Original: To say you
"blow your own horn" means to brag about yourself. To blow your
own nose means you either have a cold or allergies.
Balki-ism:
"Oh . . . the greatest center in the
history of basketball."
Original: Balki made this
mistake after Larry asked him what he thinks of the color "cream" and
Balki thought Larry had said "Kareem," as in Kareem Abdul-Jabbar, the
noted L.A. Laker.
Balki-ism:
"I think, uh . . . Cream was one of
the best groups in the history of rock ‘n roll."

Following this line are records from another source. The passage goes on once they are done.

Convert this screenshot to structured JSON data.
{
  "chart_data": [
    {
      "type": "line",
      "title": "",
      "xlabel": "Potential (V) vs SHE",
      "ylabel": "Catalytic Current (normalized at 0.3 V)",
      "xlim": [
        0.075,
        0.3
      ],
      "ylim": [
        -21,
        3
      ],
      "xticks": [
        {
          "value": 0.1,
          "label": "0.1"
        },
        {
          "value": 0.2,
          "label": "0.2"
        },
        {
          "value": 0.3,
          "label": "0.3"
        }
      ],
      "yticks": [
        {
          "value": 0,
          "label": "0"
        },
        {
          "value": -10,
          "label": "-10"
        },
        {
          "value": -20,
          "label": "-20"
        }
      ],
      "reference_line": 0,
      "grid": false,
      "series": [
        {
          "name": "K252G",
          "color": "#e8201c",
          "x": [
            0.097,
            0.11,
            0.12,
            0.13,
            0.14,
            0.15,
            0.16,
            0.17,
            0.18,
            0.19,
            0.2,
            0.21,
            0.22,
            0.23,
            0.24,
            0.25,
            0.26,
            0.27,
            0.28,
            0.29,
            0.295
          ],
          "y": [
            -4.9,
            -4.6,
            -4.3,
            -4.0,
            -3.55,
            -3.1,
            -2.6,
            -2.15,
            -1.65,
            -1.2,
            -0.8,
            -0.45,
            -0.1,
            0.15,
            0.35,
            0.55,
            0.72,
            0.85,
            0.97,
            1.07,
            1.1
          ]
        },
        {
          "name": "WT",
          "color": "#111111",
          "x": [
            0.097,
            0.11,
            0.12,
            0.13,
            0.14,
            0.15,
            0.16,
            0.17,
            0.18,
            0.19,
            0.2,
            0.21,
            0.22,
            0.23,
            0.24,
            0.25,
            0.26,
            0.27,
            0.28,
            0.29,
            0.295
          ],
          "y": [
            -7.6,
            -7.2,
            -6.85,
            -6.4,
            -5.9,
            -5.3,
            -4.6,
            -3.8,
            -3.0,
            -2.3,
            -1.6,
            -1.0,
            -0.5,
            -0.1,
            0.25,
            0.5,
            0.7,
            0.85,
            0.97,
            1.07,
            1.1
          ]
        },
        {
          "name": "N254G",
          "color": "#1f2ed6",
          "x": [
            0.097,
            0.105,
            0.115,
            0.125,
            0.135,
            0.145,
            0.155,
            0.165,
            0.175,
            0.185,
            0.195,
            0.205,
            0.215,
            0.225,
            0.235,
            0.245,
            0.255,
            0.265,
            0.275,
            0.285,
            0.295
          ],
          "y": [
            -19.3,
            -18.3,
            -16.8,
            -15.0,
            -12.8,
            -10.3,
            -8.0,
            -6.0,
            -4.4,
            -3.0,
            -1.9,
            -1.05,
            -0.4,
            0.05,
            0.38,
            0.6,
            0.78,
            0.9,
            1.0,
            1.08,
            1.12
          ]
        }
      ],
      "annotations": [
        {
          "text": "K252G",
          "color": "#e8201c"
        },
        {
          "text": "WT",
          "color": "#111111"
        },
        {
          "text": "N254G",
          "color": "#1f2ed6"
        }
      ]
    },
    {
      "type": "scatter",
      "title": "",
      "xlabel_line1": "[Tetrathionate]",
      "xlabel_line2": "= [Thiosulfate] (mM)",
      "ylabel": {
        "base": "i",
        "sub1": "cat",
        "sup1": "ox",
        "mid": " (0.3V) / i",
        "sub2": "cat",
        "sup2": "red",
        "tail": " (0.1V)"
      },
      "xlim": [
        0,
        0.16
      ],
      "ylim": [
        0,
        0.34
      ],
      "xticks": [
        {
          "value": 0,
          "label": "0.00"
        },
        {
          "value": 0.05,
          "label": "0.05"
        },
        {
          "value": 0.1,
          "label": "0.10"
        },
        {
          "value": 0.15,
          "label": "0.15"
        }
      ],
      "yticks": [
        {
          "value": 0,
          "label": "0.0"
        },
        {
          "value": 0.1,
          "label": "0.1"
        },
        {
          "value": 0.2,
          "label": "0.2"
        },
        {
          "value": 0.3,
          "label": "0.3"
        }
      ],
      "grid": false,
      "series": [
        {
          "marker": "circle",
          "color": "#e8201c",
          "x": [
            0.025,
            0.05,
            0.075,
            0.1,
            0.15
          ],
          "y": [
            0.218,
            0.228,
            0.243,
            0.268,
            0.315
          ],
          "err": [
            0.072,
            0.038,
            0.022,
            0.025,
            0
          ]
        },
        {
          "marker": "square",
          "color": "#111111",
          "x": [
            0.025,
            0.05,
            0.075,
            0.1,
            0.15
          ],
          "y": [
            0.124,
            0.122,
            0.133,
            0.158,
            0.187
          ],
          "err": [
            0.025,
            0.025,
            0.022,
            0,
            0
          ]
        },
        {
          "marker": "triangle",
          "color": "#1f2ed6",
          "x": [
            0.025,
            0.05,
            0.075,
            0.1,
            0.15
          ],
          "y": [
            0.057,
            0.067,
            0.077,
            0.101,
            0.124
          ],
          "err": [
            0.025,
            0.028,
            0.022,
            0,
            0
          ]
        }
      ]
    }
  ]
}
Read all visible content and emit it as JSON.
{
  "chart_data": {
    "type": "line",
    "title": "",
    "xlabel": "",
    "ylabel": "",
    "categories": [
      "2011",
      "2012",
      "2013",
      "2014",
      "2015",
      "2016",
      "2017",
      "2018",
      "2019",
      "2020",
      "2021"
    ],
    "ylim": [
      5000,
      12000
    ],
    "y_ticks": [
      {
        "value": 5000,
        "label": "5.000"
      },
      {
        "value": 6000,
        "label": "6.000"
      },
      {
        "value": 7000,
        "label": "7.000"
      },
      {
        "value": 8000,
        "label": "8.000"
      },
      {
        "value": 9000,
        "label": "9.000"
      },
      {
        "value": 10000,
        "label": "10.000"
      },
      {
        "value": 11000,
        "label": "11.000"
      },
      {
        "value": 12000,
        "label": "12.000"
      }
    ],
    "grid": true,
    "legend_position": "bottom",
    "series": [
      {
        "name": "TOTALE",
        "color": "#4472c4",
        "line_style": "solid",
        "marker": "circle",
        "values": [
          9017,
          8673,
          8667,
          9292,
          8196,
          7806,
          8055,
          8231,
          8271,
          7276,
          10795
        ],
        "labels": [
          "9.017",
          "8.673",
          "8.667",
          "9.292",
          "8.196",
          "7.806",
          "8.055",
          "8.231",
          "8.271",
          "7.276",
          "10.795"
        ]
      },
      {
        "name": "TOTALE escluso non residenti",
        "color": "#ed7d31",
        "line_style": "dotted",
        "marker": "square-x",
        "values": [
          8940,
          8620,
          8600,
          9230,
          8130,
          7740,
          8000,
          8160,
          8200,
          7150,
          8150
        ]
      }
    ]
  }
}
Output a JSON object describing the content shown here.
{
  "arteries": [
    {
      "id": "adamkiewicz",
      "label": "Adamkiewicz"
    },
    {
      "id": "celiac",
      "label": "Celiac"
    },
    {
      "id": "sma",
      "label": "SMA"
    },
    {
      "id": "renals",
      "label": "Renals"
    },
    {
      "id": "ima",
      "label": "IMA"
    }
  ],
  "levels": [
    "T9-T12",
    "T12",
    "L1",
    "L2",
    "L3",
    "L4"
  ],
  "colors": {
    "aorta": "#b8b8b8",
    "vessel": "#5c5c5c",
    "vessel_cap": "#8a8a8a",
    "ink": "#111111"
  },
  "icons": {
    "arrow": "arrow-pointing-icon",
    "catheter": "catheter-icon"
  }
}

Original: Balki once again
misunderstood what Larry meant by "cream" when he referred to the
1960's British rock band, Cream, and began to perform the guitar riff from their
famous song, "Sunshine of my Love."
Balki-ism:
"Well, Cousin, I agree we’re in
debt up to our chandelier . . . "
Original: This Balki-ism
could almost be taken two ways, as one could say they were "up to their
rear" in debt or also "up to their ear" in debt. Either
way, replacing these words with chandelier makes for a very fitting Balki-ism!
Balki-ism:
" . . . we have to take the bull by
the corns."
Original: What Balki meant
to say was "take the bull by the horns," which means to take control
of the situation.
Balki-ism:
"It’s Uncle Shaggy in the
fur!"
Original: Balki made a
kind of joke with this comment when he substituted "fur" for the more
common "flesh."
Balki-ism:
"Cousin, it’s muzak in my
ears."
Original: When someone
says something is "music to my ears," they mean to say it's
pleasing. Balki replaced "music" with "muzak," the
popular term for generic elevator music which some people don't find pleasing at
all.
Balki-ism:
"Don’t tell me . . . ‘Jailhouse
Rock?’"
Original: Balki asked this
after Uncle Shaggy said he had a prison record.
Balki-ism:
"And if she thinks she’s going to
fire Uncle Shaggy she’ll have to do it over my dumb body."
Original: Balki meant to
say she would have to do it over his "dead body," meaning he would not
allow it no matter what.
Balki-ism:
"I don’t think his age is the
issue."
Original: After Larry said
they could go on television to tell the audience that Uncle Shaggy had been
86'd, Balki misunderstood and thought Larry was talking about Uncle Shaggy's
age. 86'd is another term for being fired or dismissed.
Balki-ism:
"The thought of never seeing Uncle
Shaggy on TV again has made me lose my appetizers."
Original: Balki meant to
say he'd lost his appetite and didn't feel like eating. The way he worded
it here, it sounds like some pre-dinner food didn't sit well in his stomach.